A 29-year-old Indian doctor who orchestrated a staggering global Internet pharmacy network from his apartment in Roxborough was sentenced today to 30 years in prison.

Akhil Bansal, who was an MBA student at Temple University, created and operated a network that smuggled 11 million prescription pills from India and distributed them to 60,000 Americans.

"The evidence of your guilt is overwhelming, sir," U.S. District Judge Paul Diamond said. "You distributed poison throughout the country."

Diamond said that Bansal showed no remorse whatsoever and that it was impossible to believe a trained doctor would not know that the pills involved require a prescription.

The investigation, dubbed Operation Cyberchase, marked the U.S. Drug Enforcement Administration's first-ever major investigation of its type.

Bansal's double life as student and rogue Web pharmacy supplier - as well as the hunt to catch him - were chronicled last year in an Inquirer series called "Drugnet."

The series is posted at www.philly.com/inquirer/special/pill/

Before sentencing, Bansal said, "Truly in my heart, I believe I did not commit these serious charges."

Speaking softly in English, he said, "I am studying the law and I ask myself everyday, 'How did I end up here in this position without realizing what make me end up in this position?' . . . What I have not lost is my belief in the justice system."

Bansal has said he was looking forward to his appeal.

Defense lawyer Paul J. Hetznecker told the judge that Bansal "has been demonized by his own stubbornness and apparent arrogance in the courtroom."

Hetzneicker said Bansal grew up in a strict family and did what he did to please his father.

"Behind the arrogance is a tremendous amount of pain," he said. "I do see a humbled and scared individual."

The Bansal family operated a wholesale network, supplying dozens of illegal online pharmacies, offering Viagra, sedatives and painkillers without a prescription. By shipping 75,000 pills a day from a New York safe house, the Bansals reaped roughly $8 million.

"This is a serious offense and calls for a serious sentence," said Assistant U.S. Attorney Frank Costello.

"Not once in this courtroom . . . did he ever express harm that anyone could have been harmed by what he did," Costello said. Noting that Bansal graduated from medical school in India, the prosecutor said, "I can't appreciate a person who would be more in a position of understanding his actions. . .."

Bansal, 29, faced a 20-year minimum mandatory sentence. The advisory sentencing guidelines called for 30 years to life.

The DEA-FBI investigation began in February 2003 at Philadelphia International Airport when a suspicious package was found to contain 120 tablets of generic Valium. The case took agents to Australia, Costa Rica and India.

The climax came in April 2005, with 17 synchronized arrests in Philadelphia, New York, Florida and India, where Bansal's father and sister, Brij Bansal and Julie Agarwal, were arrested. Authorities also seized bank accounts in 11 countries.

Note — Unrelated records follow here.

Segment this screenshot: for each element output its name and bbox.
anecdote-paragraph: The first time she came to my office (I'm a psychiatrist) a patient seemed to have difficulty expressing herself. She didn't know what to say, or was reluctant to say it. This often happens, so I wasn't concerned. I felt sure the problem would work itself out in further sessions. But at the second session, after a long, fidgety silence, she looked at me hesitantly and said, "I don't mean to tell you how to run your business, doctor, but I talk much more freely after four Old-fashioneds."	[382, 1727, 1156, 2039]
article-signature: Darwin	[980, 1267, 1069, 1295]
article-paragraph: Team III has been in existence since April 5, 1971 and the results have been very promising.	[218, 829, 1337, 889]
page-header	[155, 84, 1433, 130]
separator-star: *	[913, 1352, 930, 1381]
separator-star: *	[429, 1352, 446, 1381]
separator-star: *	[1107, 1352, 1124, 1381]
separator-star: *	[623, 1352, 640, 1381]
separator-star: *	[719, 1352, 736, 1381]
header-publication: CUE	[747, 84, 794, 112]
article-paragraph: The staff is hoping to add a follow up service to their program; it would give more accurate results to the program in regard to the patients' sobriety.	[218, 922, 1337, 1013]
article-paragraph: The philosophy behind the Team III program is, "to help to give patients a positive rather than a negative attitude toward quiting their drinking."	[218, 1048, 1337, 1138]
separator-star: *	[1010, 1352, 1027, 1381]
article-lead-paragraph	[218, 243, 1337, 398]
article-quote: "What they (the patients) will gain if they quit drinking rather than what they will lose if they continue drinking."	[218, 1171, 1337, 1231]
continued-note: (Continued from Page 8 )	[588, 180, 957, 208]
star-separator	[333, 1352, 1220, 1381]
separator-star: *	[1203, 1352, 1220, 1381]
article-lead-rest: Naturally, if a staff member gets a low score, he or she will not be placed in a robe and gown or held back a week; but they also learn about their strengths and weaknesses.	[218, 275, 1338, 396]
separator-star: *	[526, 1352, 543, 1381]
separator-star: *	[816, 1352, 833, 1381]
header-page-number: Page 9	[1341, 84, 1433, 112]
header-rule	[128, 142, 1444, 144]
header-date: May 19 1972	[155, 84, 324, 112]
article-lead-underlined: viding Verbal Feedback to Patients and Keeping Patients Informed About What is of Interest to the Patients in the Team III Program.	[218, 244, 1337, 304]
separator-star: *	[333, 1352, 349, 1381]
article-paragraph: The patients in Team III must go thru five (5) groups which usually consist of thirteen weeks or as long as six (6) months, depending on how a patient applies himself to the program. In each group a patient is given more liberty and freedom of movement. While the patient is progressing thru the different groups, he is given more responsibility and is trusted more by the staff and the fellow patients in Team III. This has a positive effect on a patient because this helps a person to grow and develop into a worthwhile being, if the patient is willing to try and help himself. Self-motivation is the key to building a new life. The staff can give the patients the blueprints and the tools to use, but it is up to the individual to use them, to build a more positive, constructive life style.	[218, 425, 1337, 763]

Akhil Bansal was arrested April 19 in Roxborough at 1:30 a.m., carrying an hours-old plane ticket to India.

Most of those arrested, including Bansal's roommate, Atul Patil, struck plea deals and received sentences of less than three years.

But Bansal, arguing that what he did was legal in India, and two others, risked trial. All three were convicted after two-month trials.

Fred Mullinix of Sarasota, Fla., who made more than $1 million creating Web sites that took orders and forwarded them to the Bansals, was sentenced to 12 years.

Sanjeev Srivastav, Bansal's loyal friend and mentor since medical school in India, was sentenced to 15 years for his role in the conspiracy.